Let $X$ be a limit point compact space, and let $f:X \rightarrow Y$ be continuous, then $f(X)$ is limit point compact as well. I have seen a counter example that disproves this statement, but I have also constructed a "proof" that proves this statement. I am wondering if someone can point out the error below
Assume the hypothesis above, and let $A \subset f(X)$ be an infinite subset. Then $f^{-1}(A)$ is an infinite subset in $X$, and thus has a limit point $x \in X$. let $U \subset f(X)$ be a neighborhood of $f(x)$. Then $f^{-1}(U)$ is a neighborhood of $x$ and thus intersects $f^{-1}(A)$. Hence $\exists$ a $x'\in f^{-1}(A)\cap f^{-1}(U)$, which means that $f(x')\in A \cap U$. Therefore $f(x)$ is a limit point of $A$.
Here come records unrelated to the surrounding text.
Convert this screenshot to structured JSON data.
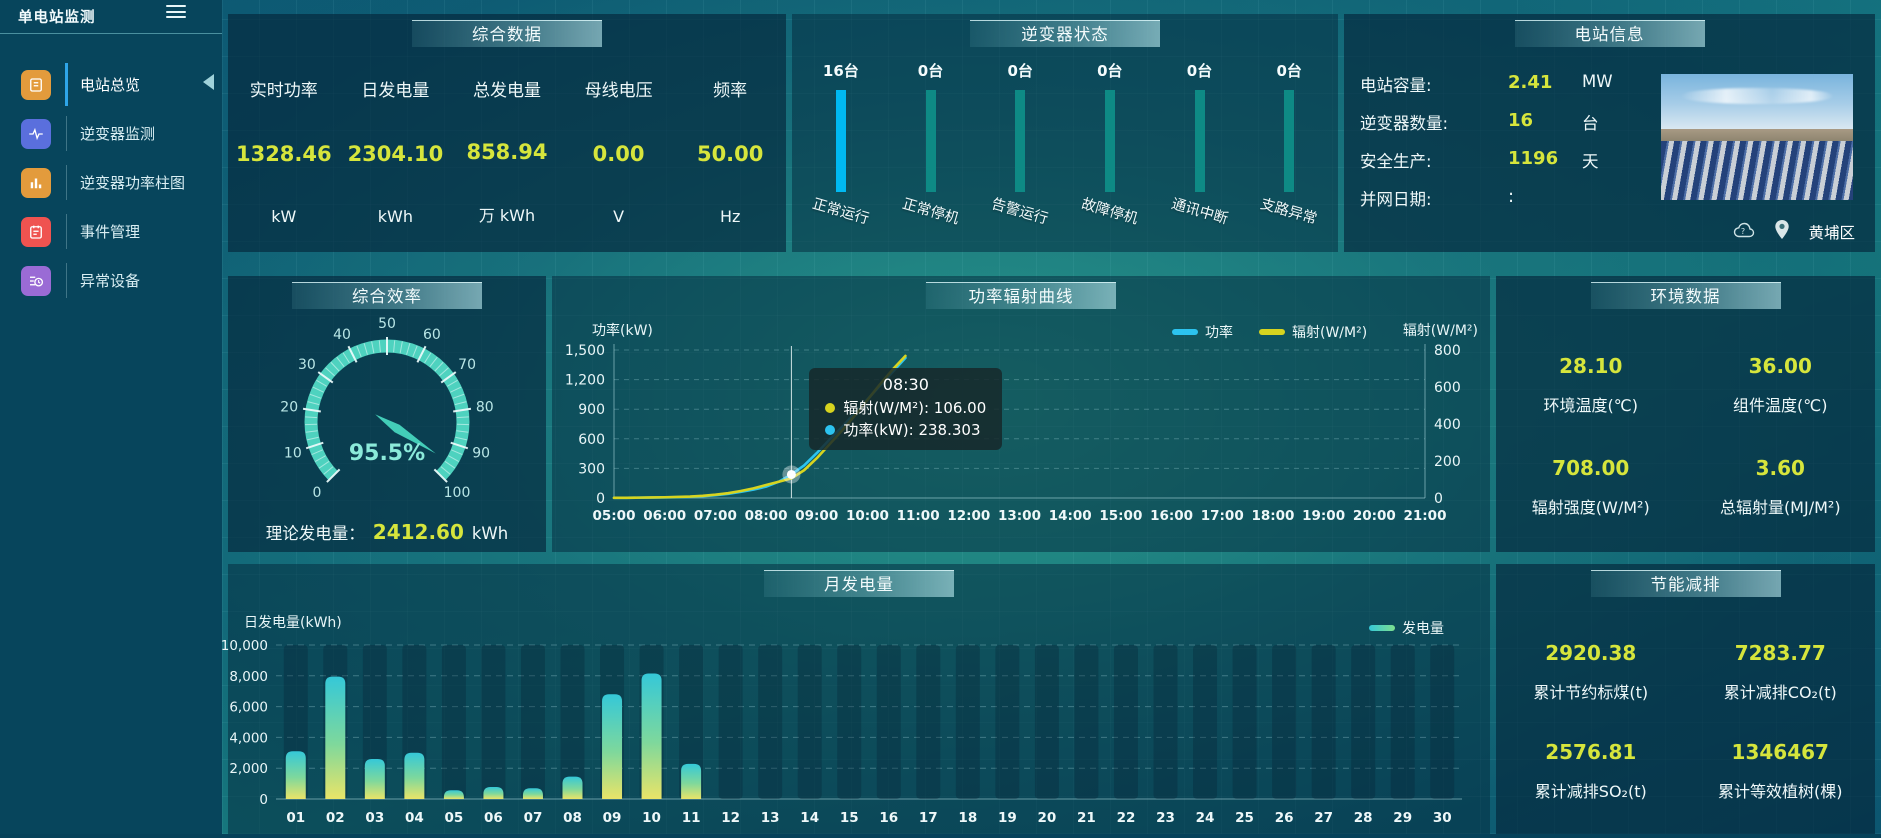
{
  "colors": {
    "accent_yellow": "#d6e53c",
    "bright_blue": "#00b9f2",
    "teal_bar": "#0e8a85",
    "gauge_teal": "#4ed2bf",
    "line_power": "#2cc3ef",
    "line_radiation": "#d7d41f"
  },
  "sidebar": {
    "title": "单电站监测",
    "items": [
      {
        "label": "电站总览",
        "icon": "document-icon",
        "color": "#e39b3c",
        "active": true
      },
      {
        "label": "逆变器监测",
        "icon": "waveform-icon",
        "color": "#5a6fdd",
        "active": false
      },
      {
        "label": "逆变器功率柱图",
        "icon": "bar-chart-icon",
        "color": "#e39b3c",
        "active": false
      },
      {
        "label": "事件管理",
        "icon": "notebook-icon",
        "color": "#ef5350",
        "active": false
      },
      {
        "label": "异常设备",
        "icon": "device-clock-icon",
        "color": "#9a6bd5",
        "active": false
      }
    ]
  },
  "summary": {
    "title": "综合数据",
    "metrics": [
      {
        "label": "实时功率",
        "value": "1328.46",
        "unit": "kW"
      },
      {
        "label": "日发电量",
        "value": "2304.10",
        "unit": "kWh"
      },
      {
        "label": "总发电量",
        "value": "858.94",
        "unit": "万 kWh"
      },
      {
        "label": "母线电压",
        "value": "0.00",
        "unit": "V"
      },
      {
        "label": "频率",
        "value": "50.00",
        "unit": "Hz"
      }
    ]
  },
  "inverter": {
    "title": "逆变器状态"
  },
  "station": {
    "title": "电站信息",
    "rows": [
      {
        "label": "电站容量:",
        "value": "2.41",
        "unit": "MW"
      },
      {
        "label": "逆变器数量:",
        "value": "16",
        "unit": "台"
      },
      {
        "label": "安全生产:",
        "value": "1196",
        "unit": "天"
      },
      {
        "label": "并网日期:",
        "value": ":",
        "unit": "",
        "plain": true
      }
    ],
    "location": "黄埔区"
  },
  "efficiency": {
    "title": "综合效率",
    "footer_label": "理论发电量：",
    "footer_value": "2412.60",
    "footer_unit": "kWh"
  },
  "curve": {
    "title": "功率辐射曲线"
  },
  "env": {
    "title": "环境数据",
    "cells": [
      {
        "value": "28.10",
        "label": "环境温度(℃)"
      },
      {
        "value": "36.00",
        "label": "组件温度(℃)"
      },
      {
        "value": "708.00",
        "label": "辐射强度(W/M²)"
      },
      {
        "value": "3.60",
        "label": "总辐射量(MJ/M²)"
      }
    ]
  },
  "monthly": {
    "title": "月发电量"
  },
  "saving": {
    "title": "节能减排",
    "cells": [
      {
        "value": "2920.38",
        "label": "累计节约标煤(t)"
      },
      {
        "value": "7283.77",
        "label": "累计减排CO₂(t)"
      },
      {
        "value": "2576.81",
        "label": "累计减排SO₂(t)"
      },
      {
        "value": "1346467",
        "label": "累计等效植树(棵)"
      }
    ]
  },
  "chart_data": [
    {
      "id": "inverter_status",
      "type": "bar",
      "title": "逆变器状态",
      "categories": [
        "正常运行",
        "正常停机",
        "告警运行",
        "故障停机",
        "通讯中断",
        "支路异常"
      ],
      "values": [
        16,
        0,
        0,
        0,
        0,
        0
      ],
      "unit": "台",
      "active_color": "#00b9f2",
      "inactive_color": "#0e8a85"
    },
    {
      "id": "overall_efficiency",
      "type": "gauge",
      "title": "综合效率",
      "value": 95.5,
      "display": "95.5%",
      "min": 0,
      "max": 100,
      "tick_step": 10
    },
    {
      "id": "power_radiation",
      "type": "line",
      "title": "功率辐射曲线",
      "ylabel_left": "功率(kW)",
      "ylabel_right": "辐射(W/M²)",
      "x_ticks": [
        "05:00",
        "06:00",
        "07:00",
        "08:00",
        "09:00",
        "10:00",
        "11:00",
        "12:00",
        "13:00",
        "14:00",
        "15:00",
        "16:00",
        "17:00",
        "18:00",
        "19:00",
        "20:00",
        "21:00"
      ],
      "y_left_ticks": [
        0,
        300,
        600,
        900,
        1200,
        1500
      ],
      "y_right_ticks": [
        0,
        200,
        400,
        600,
        800
      ],
      "y_left_max": 1500,
      "y_right_max": 800,
      "grid": true,
      "legend_position": "top-center",
      "series": [
        {
          "name": "功率",
          "axis": "left",
          "color": "#2cc3ef",
          "points": [
            [
              300,
              2
            ],
            [
              315,
              2
            ],
            [
              330,
              3
            ],
            [
              345,
              4
            ],
            [
              360,
              6
            ],
            [
              375,
              8
            ],
            [
              390,
              12
            ],
            [
              405,
              18
            ],
            [
              420,
              28
            ],
            [
              435,
              42
            ],
            [
              450,
              62
            ],
            [
              465,
              85
            ],
            [
              480,
              115
            ],
            [
              495,
              165
            ],
            [
              510,
              238.3
            ],
            [
              525,
              330
            ],
            [
              540,
              455
            ],
            [
              555,
              590
            ],
            [
              570,
              720
            ],
            [
              585,
              860
            ],
            [
              600,
              1000
            ],
            [
              615,
              1140
            ],
            [
              630,
              1280
            ],
            [
              645,
              1420
            ]
          ]
        },
        {
          "name": "辐射(W/M²)",
          "axis": "right",
          "color": "#d7d41f",
          "points": [
            [
              300,
              1
            ],
            [
              315,
              1
            ],
            [
              330,
              2
            ],
            [
              345,
              3
            ],
            [
              360,
              4
            ],
            [
              375,
              6
            ],
            [
              390,
              8
            ],
            [
              405,
              12
            ],
            [
              420,
              18
            ],
            [
              435,
              26
            ],
            [
              450,
              38
            ],
            [
              465,
              52
            ],
            [
              480,
              70
            ],
            [
              495,
              88
            ],
            [
              510,
              106
            ],
            [
              525,
              150
            ],
            [
              540,
              215
            ],
            [
              555,
              290
            ],
            [
              570,
              365
            ],
            [
              585,
              445
            ],
            [
              600,
              530
            ],
            [
              615,
              615
            ],
            [
              630,
              695
            ],
            [
              645,
              768
            ]
          ]
        }
      ],
      "tooltip": {
        "x_minutes": 510,
        "time": "08:30",
        "entries": [
          {
            "label": "辐射(W/M²)",
            "value": "106.00",
            "color": "#d7d41f"
          },
          {
            "label": "功率(kW)",
            "value": "238.303",
            "color": "#2cc3ef"
          }
        ]
      }
    },
    {
      "id": "daily_generation",
      "type": "bar",
      "title": "月发电量",
      "ylabel": "日发电量(kWh)",
      "legend": "发电量",
      "legend_position": "top-right",
      "categories": [
        "01",
        "02",
        "03",
        "04",
        "05",
        "06",
        "07",
        "08",
        "09",
        "10",
        "11",
        "12",
        "13",
        "14",
        "15",
        "16",
        "17",
        "18",
        "19",
        "20",
        "21",
        "22",
        "23",
        "24",
        "25",
        "26",
        "27",
        "28",
        "29",
        "30"
      ],
      "values": [
        3100,
        7950,
        2600,
        3000,
        570,
        780,
        700,
        1450,
        6800,
        8150,
        2280,
        0,
        0,
        0,
        0,
        0,
        0,
        0,
        0,
        0,
        0,
        0,
        0,
        0,
        0,
        0,
        0,
        0,
        0,
        0
      ],
      "y_ticks": [
        0,
        2000,
        4000,
        6000,
        8000,
        10000
      ],
      "ylim": [
        0,
        10000
      ],
      "grid": true
    }
  ]
}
It's well-known that for $T_1$-spaces limit point compactness and countable compactness (every countable open cover has a finite subcover) are equivalent. See this answer, e.g. A variant of the proof for normal compactness, easily shows that countable compactness is preserved by continuous images.
That same $T_1$-ness allows us the strengthen the property of limit point compactness to "for every infinite subset $A$ of $X$ there is a point of $x$ such that for every open neighbourhood $U$ of $x$, $U \cap A$ is infinite. This stronger version is again easily seen to be preserved by continuous maps, using a variant of your faulty "proof" ,which fails on being unable to show that $f(x') \neq f(x)$.
A standard counterexample to your statement and proof: let $X = \mathbb{N} \times \{0,1\}$, where $\mathbb{N}$ has the usual (discrete ) topology, and $\{0,1\}$ the indiscrete (trivial) one, $f$ the projection onto the first coordinate. Note that $X$ is not even $T_0$ as $(n,0)$ and $(n,1)$ are topologically indistinguishable.
But for $T_1$ spaces $X$ and $Y$ we can conclude that if we have a continuous map $f$ from $X$ onto $Y$ and $X$ is limit point compact, then $Y$ is too.